How to improve this PostgreSQL query's performance in index scan

81 Views Asked by At

In this execution plan, the following query is spending a lot of time, 3.780 seconds, to perform only a index scan on order_line table (line 11 of execution plan).

Primary keys of tables:

Customer PK - c_w_id, c_d_id, c_id
OOrder PK - o_w_id, o_d_id, o_id
Order_line PK - ol_w_id, ol_d_id, ol_o_id, ol_number
Nation PK - n_nationkey

Query:

select   c_id, c_last, sum(ol_amount) as revenue, c_city, c_phone, n_name
from     customer, oorder, order_line, nation
where    c_id = o_c_id
     and c_w_id = o_w_id
     and c_d_id = o_d_id
     and ol_w_id = o_w_id
     and ol_d_id = o_d_id
     and ol_o_id = o_id
     and o_entry_d >= '2007-01-02 00:00:00.000000'
     and o_entry_d <= ol_delivery_d
     and n_nationkey = ascii(substr(c_state,1,1))
group by c_id, c_last, c_city, c_phone, n_name
order by revenue desc

How can I improve the performance of this query? What materialized view do you recommend? Is it a good option?
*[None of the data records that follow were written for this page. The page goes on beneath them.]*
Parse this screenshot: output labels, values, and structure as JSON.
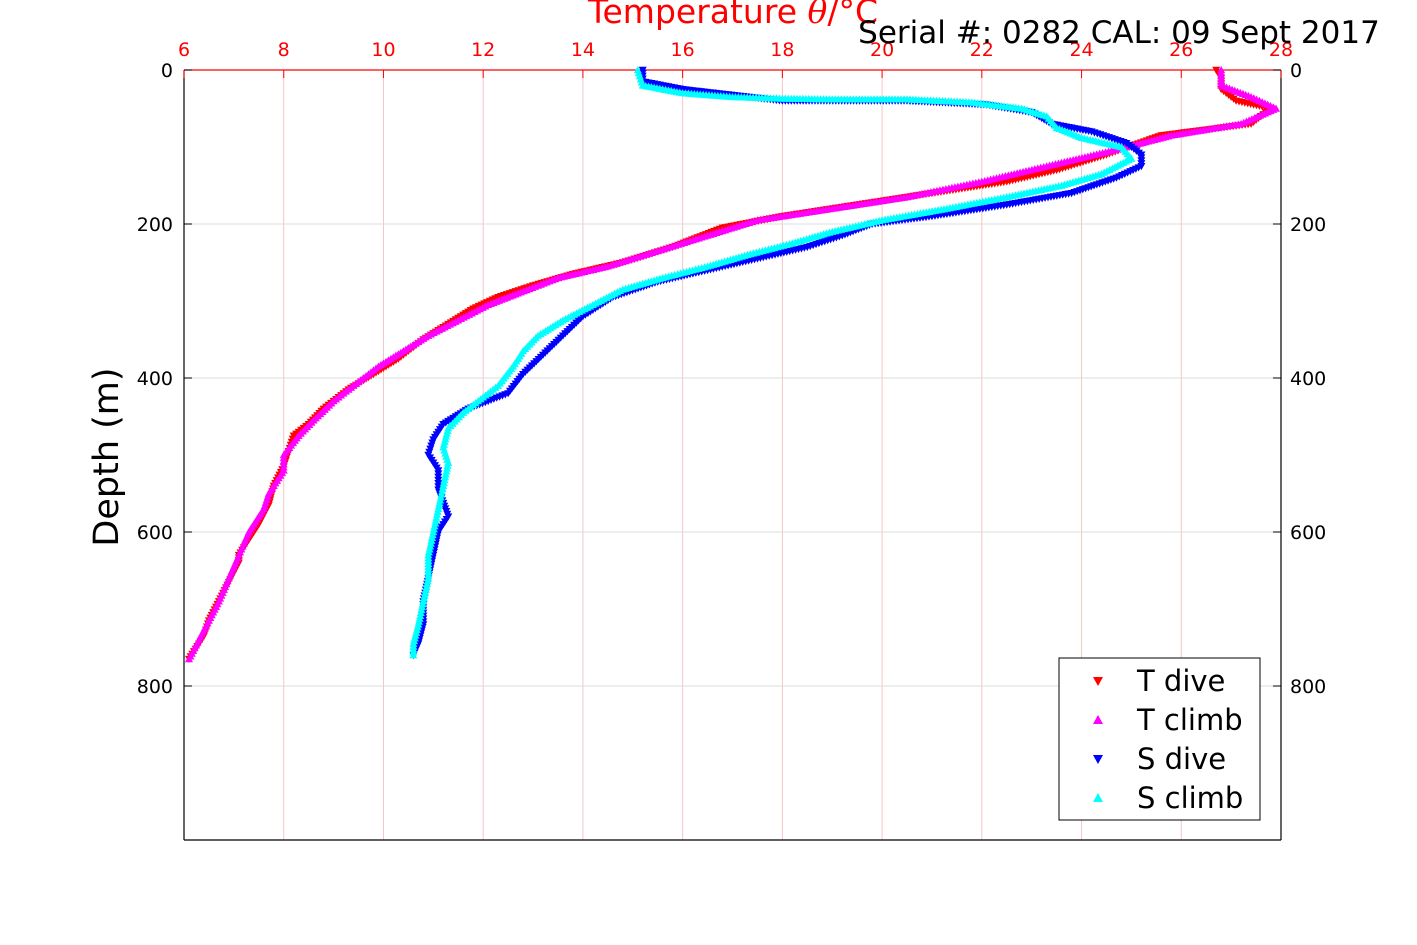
{
  "chart_data": {
    "type": "scatter",
    "title": "Temperature θ/°C",
    "title_italic_part": "θ",
    "serial_label": "Serial #: 0282  CAL: 09 Sept 2017",
    "xlabel": "Temperature θ/°C",
    "ylabel": "Depth (m)",
    "x_axis_position": "top",
    "y_axis_reversed": true,
    "xlim": [
      6,
      28
    ],
    "ylim": [
      0,
      1000
    ],
    "xticks": [
      6,
      8,
      10,
      12,
      14,
      16,
      18,
      20,
      22,
      24,
      26,
      28
    ],
    "yticks": [
      0,
      200,
      400,
      600,
      800
    ],
    "grid": true,
    "legend_position": "bottom-right",
    "colors": {
      "t_dive": "#ff0000",
      "t_climb": "#ff00ff",
      "s_dive": "#0000ff",
      "s_climb": "#00ffff",
      "top_axis": "#ff0000",
      "grid_red": "#f2c6c6",
      "grid_gray": "#dcdcdc"
    },
    "series": [
      {
        "name": "T dive",
        "marker": "triangle-down",
        "color": "#ff0000",
        "points": [
          [
            26.7,
            0
          ],
          [
            26.8,
            10
          ],
          [
            26.8,
            25
          ],
          [
            27.1,
            40
          ],
          [
            27.8,
            50
          ],
          [
            27.4,
            70
          ],
          [
            25.6,
            85
          ],
          [
            24.5,
            110
          ],
          [
            23.5,
            130
          ],
          [
            22.5,
            145
          ],
          [
            21,
            160
          ],
          [
            19.5,
            175
          ],
          [
            18,
            190
          ],
          [
            16.8,
            205
          ],
          [
            15.8,
            230
          ],
          [
            14.8,
            250
          ],
          [
            13.8,
            265
          ],
          [
            13,
            280
          ],
          [
            12.3,
            295
          ],
          [
            11.8,
            310
          ],
          [
            11.3,
            330
          ],
          [
            10.8,
            350
          ],
          [
            10.3,
            375
          ],
          [
            9.8,
            395
          ],
          [
            9.3,
            415
          ],
          [
            8.8,
            440
          ],
          [
            8.5,
            460
          ],
          [
            8.2,
            475
          ],
          [
            8.1,
            495
          ],
          [
            8,
            515
          ],
          [
            7.8,
            540
          ],
          [
            7.7,
            565
          ],
          [
            7.5,
            590
          ],
          [
            7.3,
            610
          ],
          [
            7.1,
            630
          ],
          [
            7.1,
            640
          ],
          [
            6.9,
            665
          ],
          [
            6.7,
            690
          ],
          [
            6.5,
            715
          ],
          [
            6.4,
            735
          ],
          [
            6.2,
            755
          ],
          [
            6.1,
            765
          ]
        ]
      },
      {
        "name": "T climb",
        "marker": "triangle-up",
        "color": "#ff00ff",
        "points": [
          [
            26.8,
            0
          ],
          [
            26.8,
            20
          ],
          [
            27.4,
            35
          ],
          [
            27.9,
            50
          ],
          [
            27.2,
            70
          ],
          [
            25.8,
            85
          ],
          [
            24.6,
            105
          ],
          [
            23.3,
            125
          ],
          [
            22,
            145
          ],
          [
            20.5,
            165
          ],
          [
            19,
            180
          ],
          [
            17.5,
            195
          ],
          [
            16.5,
            215
          ],
          [
            15.5,
            235
          ],
          [
            14.5,
            255
          ],
          [
            13.5,
            270
          ],
          [
            12.7,
            290
          ],
          [
            12.1,
            305
          ],
          [
            11.5,
            325
          ],
          [
            10.9,
            345
          ],
          [
            10.4,
            365
          ],
          [
            9.9,
            385
          ],
          [
            9.4,
            410
          ],
          [
            9,
            430
          ],
          [
            8.6,
            455
          ],
          [
            8.3,
            475
          ],
          [
            8,
            500
          ],
          [
            8,
            520
          ],
          [
            7.7,
            550
          ],
          [
            7.6,
            570
          ],
          [
            7.3,
            600
          ],
          [
            7.1,
            630
          ],
          [
            6.9,
            660
          ],
          [
            6.7,
            690
          ],
          [
            6.5,
            715
          ],
          [
            6.3,
            740
          ],
          [
            6.1,
            765
          ]
        ]
      },
      {
        "name": "S dive",
        "marker": "triangle-down",
        "color": "#0000ff",
        "points": [
          [
            15.2,
            0
          ],
          [
            15.2,
            15
          ],
          [
            16,
            25
          ],
          [
            18,
            40
          ],
          [
            20.5,
            40
          ],
          [
            22.1,
            45
          ],
          [
            23,
            55
          ],
          [
            23.4,
            70
          ],
          [
            24.2,
            80
          ],
          [
            24.9,
            95
          ],
          [
            25.2,
            110
          ],
          [
            25.2,
            125
          ],
          [
            24.7,
            140
          ],
          [
            23.8,
            160
          ],
          [
            22.5,
            175
          ],
          [
            21,
            190
          ],
          [
            19.8,
            200
          ],
          [
            19.2,
            215
          ],
          [
            18.5,
            230
          ],
          [
            17.5,
            245
          ],
          [
            16.5,
            260
          ],
          [
            15.5,
            275
          ],
          [
            14.6,
            295
          ],
          [
            14,
            320
          ],
          [
            13.6,
            345
          ],
          [
            13.2,
            370
          ],
          [
            12.8,
            395
          ],
          [
            12.5,
            420
          ],
          [
            11.7,
            440
          ],
          [
            11.2,
            460
          ],
          [
            11,
            480
          ],
          [
            10.9,
            500
          ],
          [
            11.1,
            520
          ],
          [
            11.1,
            545
          ],
          [
            11.3,
            580
          ],
          [
            11.1,
            600
          ],
          [
            11,
            630
          ],
          [
            10.9,
            660
          ],
          [
            10.8,
            690
          ],
          [
            10.8,
            720
          ],
          [
            10.7,
            745
          ],
          [
            10.6,
            760
          ]
        ]
      },
      {
        "name": "S climb",
        "marker": "triangle-up",
        "color": "#00ffff",
        "points": [
          [
            15.1,
            0
          ],
          [
            15.2,
            20
          ],
          [
            16,
            30
          ],
          [
            17,
            35
          ],
          [
            18,
            37
          ],
          [
            19,
            38
          ],
          [
            20.5,
            38
          ],
          [
            21.8,
            42
          ],
          [
            22.8,
            50
          ],
          [
            23.3,
            60
          ],
          [
            23.5,
            75
          ],
          [
            24,
            88
          ],
          [
            24.8,
            100
          ],
          [
            25,
            115
          ],
          [
            24.4,
            135
          ],
          [
            23.6,
            150
          ],
          [
            22.5,
            165
          ],
          [
            21.3,
            180
          ],
          [
            20,
            195
          ],
          [
            19,
            210
          ],
          [
            18.2,
            225
          ],
          [
            17.3,
            240
          ],
          [
            16.5,
            255
          ],
          [
            15.6,
            270
          ],
          [
            14.8,
            285
          ],
          [
            14.2,
            305
          ],
          [
            13.6,
            325
          ],
          [
            13.1,
            345
          ],
          [
            12.8,
            365
          ],
          [
            12.6,
            385
          ],
          [
            12.3,
            410
          ],
          [
            12,
            425
          ],
          [
            11.6,
            445
          ],
          [
            11.3,
            465
          ],
          [
            11.2,
            490
          ],
          [
            11.3,
            510
          ],
          [
            11.2,
            540
          ],
          [
            11.1,
            570
          ],
          [
            11,
            600
          ],
          [
            10.9,
            630
          ],
          [
            10.9,
            660
          ],
          [
            10.8,
            690
          ],
          [
            10.7,
            720
          ],
          [
            10.6,
            745
          ],
          [
            10.6,
            760
          ]
        ]
      }
    ]
  }
}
CREATE MATERIALIZED VIEW mview AS
select c_id, c_last, ol_amount, c_city, c_phone, o_entry_d, ol_delivery_d, c_state
from     customer, oorder, order_line
where    c_id = o_c_id
     and c_w_id = o_w_id
     and c_d_id = o_d_id
     and ol_w_id = o_w_id
     and ol_d_id = o_d_id
     and ol_o_id = o_id;
2

There are 2 best solutions below

0
On

You may try to use expression index for ascii(substr(c_state,1,1)). You have sequential scan on customers.

1
On
  1. Never use such column names.
  2. If not 1) then never write such column names without table prefixes in a query (no need to add prefixes in column names).
  3. It's better to write joins in "join" clause, not in "where" clause, thus you can manipulate with hierarchy of joins.

Finally, have you run

analyse customer; 
analyse order_line; 
analyse oorder; 
analyse nation;

after you added index on ascii(substr(c_state,1,1))? If not - run it.

Also you can get n_name as a subquery in select clause:

select c_id, c_last, revenue, c_city, c_phone, (select x.n_name from nation x where x.n_nationkey = ascii(c_statecut)) as n_name 
  from (
select   c_id, c_last, sum(ol_amount) as revenue, c_city, c_phone, substr(c_state,1,1) as c_statecut
from     customer, oorder, order_line
where    c_id = o_c_id
     and c_w_id = o_w_id
     and c_d_id = o_d_id
     and ol_w_id = o_w_id
     and ol_d_id = o_d_id
     and ol_o_id = o_id
     and o_entry_d >= '2007-01-02 00:00:00.000000'
     and o_entry_d <= ol_delivery_d
group by c_id, c_last, c_city, c_phone, c_statecut
) finale
order by revenue desc

Nation table is an easy lookup table, but it affects overall plan for aggregation.

Regarding materialised view, preaggregation of order_line table alone is the fastest way of getting totals, but as far as you have "o_entry_d <= ol_delivery_d" condition in query you can't calculate aggregates using order_line table alone. Try this as a materialised (and indexed) view to be joined with the clients and nations later.

select o_c_id, ol_w_id, ol_d_id, ol_o_id, sum(ol_amount)
  from order_line 
  join oorder
    on     ol_w_id = o_w_id
       and ol_d_id = o_d_id
       and ol_o_id = o_id
       and o_entry_d <= ol_delivery_d -- (very strange condition, which looks redundant... it could be better if you can remove it)
 where o_entry_d >= '2007-01-02 00:00:00.000000'
 group by o_c_id, ol_w_id, ol_d_id, ol_o_id

If this query takes around 3 seconds, then materialize it. If less than 3 seconds, then you can join it with the rest on-the-fly.